| HN Mirror

Hey. I run a small community forum and I've been dealing with this exact same kind of behaviour where well over 99% of requests are bad crawlers. There used to be plenty of "tells" for the faked browsers, HTTP/1.1 being a huge one. As you said, however, they're getting a bit smarter about that and it's becoming increasingly difficult to differentiate it from legitimate traffic.

It's been getting worse over the past year, with the past few weeks in particular seeing a massive change literally overnight. I had to aggressively tune my WAF rules to even remotely get things under control. With Cloudflare I'm aggressively issuing browser challenges to any browser that looks remotely suspicious, and the pass rate is currently below 0.5%. For my users' sake, a successful browser challenge is "valid" for over a month, but this still feels like another thing that'll eventually be bypassed.
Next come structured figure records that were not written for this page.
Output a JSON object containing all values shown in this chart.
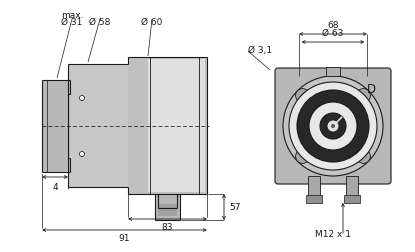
{
  "bg_color": "#ffffff",
  "lc": "#1a1a1a",
  "fs": 6.5,
  "fs_small": 5.5,
  "gray1": "#c8c8c8",
  "gray2": "#a8a8a8",
  "gray3": "#d8d8d8",
  "dark": "#303030",
  "white": "#ffffff",
  "labels": {
    "max": "max.",
    "d31": "Ø 31",
    "d58": "Ø 58",
    "d60": "Ø 60",
    "d31_note": "Ø 3,1",
    "d63": "Ø 63",
    "d68": "68",
    "d57": "57",
    "d4": "4",
    "d83": "83",
    "d91": "91",
    "D": "D",
    "M12": "M12 x 1"
  }
}
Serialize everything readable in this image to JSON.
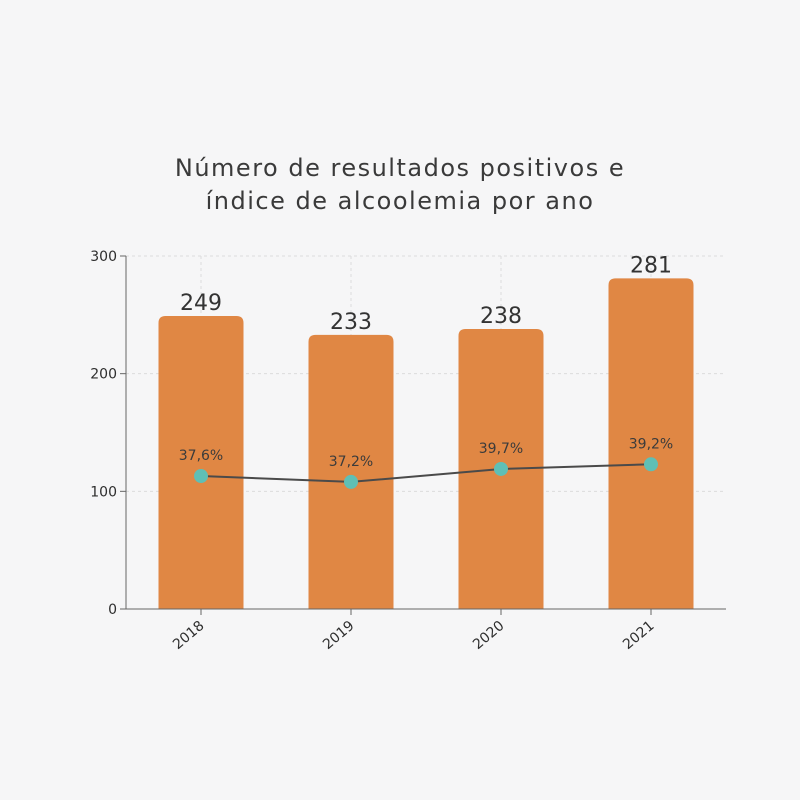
{
  "chart_data": {
    "type": "bar",
    "title_lines": [
      "Número de resultados positivos e",
      "índice de alcoolemia por ano"
    ],
    "categories": [
      "2018",
      "2019",
      "2020",
      "2021"
    ],
    "series": [
      {
        "kind": "bar",
        "values": [
          249,
          233,
          238,
          281
        ],
        "value_labels": [
          "249",
          "233",
          "238",
          "281"
        ],
        "color": "#e08744"
      },
      {
        "kind": "line",
        "values": [
          37.6,
          37.2,
          39.7,
          39.2
        ],
        "value_labels": [
          "37,6%",
          "37,2%",
          "39,7%",
          "39,2%"
        ],
        "plotted_on_left_axis": [
          113,
          108,
          119,
          123
        ],
        "line_color": "#4a4a4a",
        "marker_color": "#5fbfb5"
      }
    ],
    "ylim": [
      0,
      300
    ],
    "y_ticks": [
      0,
      100,
      200,
      300
    ],
    "grid": true,
    "grid_color": "#dcdcdc",
    "axis_color": "#666666",
    "xlabel": "",
    "ylabel": ""
  }
}
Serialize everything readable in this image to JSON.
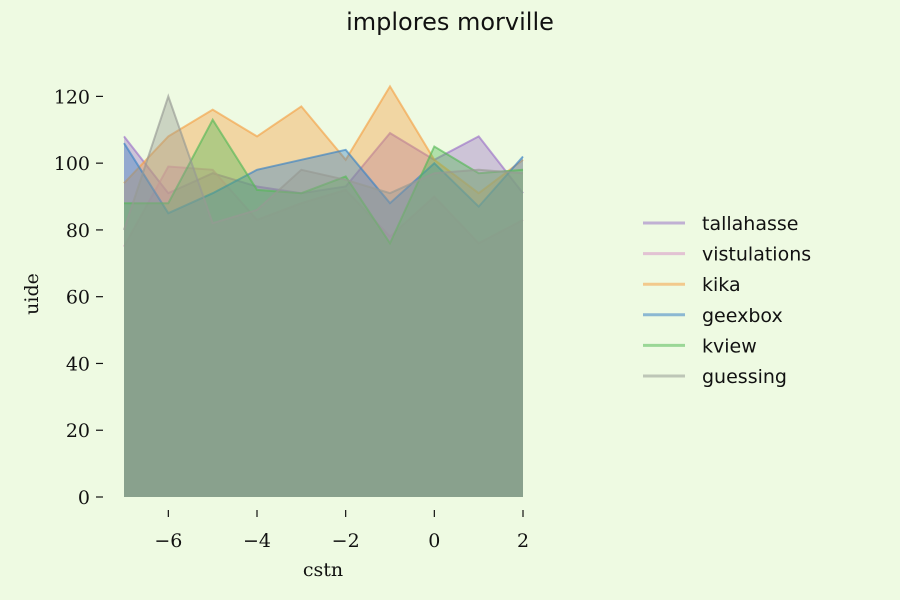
{
  "chart_data": {
    "type": "area",
    "title": "implores morville",
    "xlabel": "cstn",
    "ylabel": "uide",
    "x": [
      -7,
      -6,
      -5,
      -4,
      -3,
      -2,
      -1,
      0,
      1,
      2
    ],
    "xlim": [
      -7,
      2
    ],
    "ylim": [
      0,
      130
    ],
    "xticks": [
      -6,
      -4,
      -2,
      0,
      2
    ],
    "yticks": [
      0,
      20,
      40,
      60,
      80,
      100,
      120
    ],
    "grid": false,
    "legend_position": "right",
    "series": [
      {
        "name": "tallahasse",
        "color": "#9b72c7",
        "values": [
          108,
          91,
          97,
          93,
          91,
          93,
          109,
          101,
          108,
          91
        ]
      },
      {
        "name": "vistulations",
        "color": "#d993c7",
        "values": [
          75,
          99,
          98,
          83,
          88,
          92,
          78,
          90,
          76,
          83
        ]
      },
      {
        "name": "kika",
        "color": "#f5a146",
        "values": [
          94,
          108,
          116,
          108,
          117,
          101,
          123,
          101,
          91,
          101
        ]
      },
      {
        "name": "geexbox",
        "color": "#3b82c4",
        "values": [
          106,
          85,
          91,
          98,
          101,
          104,
          88,
          100,
          87,
          102
        ]
      },
      {
        "name": "kview",
        "color": "#56b957",
        "values": [
          88,
          88,
          113,
          92,
          91,
          96,
          76,
          105,
          97,
          98
        ]
      },
      {
        "name": "guessing",
        "color": "#969a94",
        "values": [
          80,
          120,
          82,
          86,
          98,
          95,
          91,
          97,
          98,
          97
        ]
      }
    ]
  }
}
I'd be keen to know if you've found any other effective ways of mitigating these most recent aggressive scraping requests. Even a simple "yes" or "no" would be appreciated; I think it's fair to be apprehensive about sharing some specific details publicly since even a lot of folks here on HN seem to think it's their right to scrape content with orders of magnitude higher throughput than all users combined.

I really don't know how this is sustainable long-term. It's eaten up quite a lot of my personal time and effort just for the sake of a hobby that I otherwise greatly enjoy.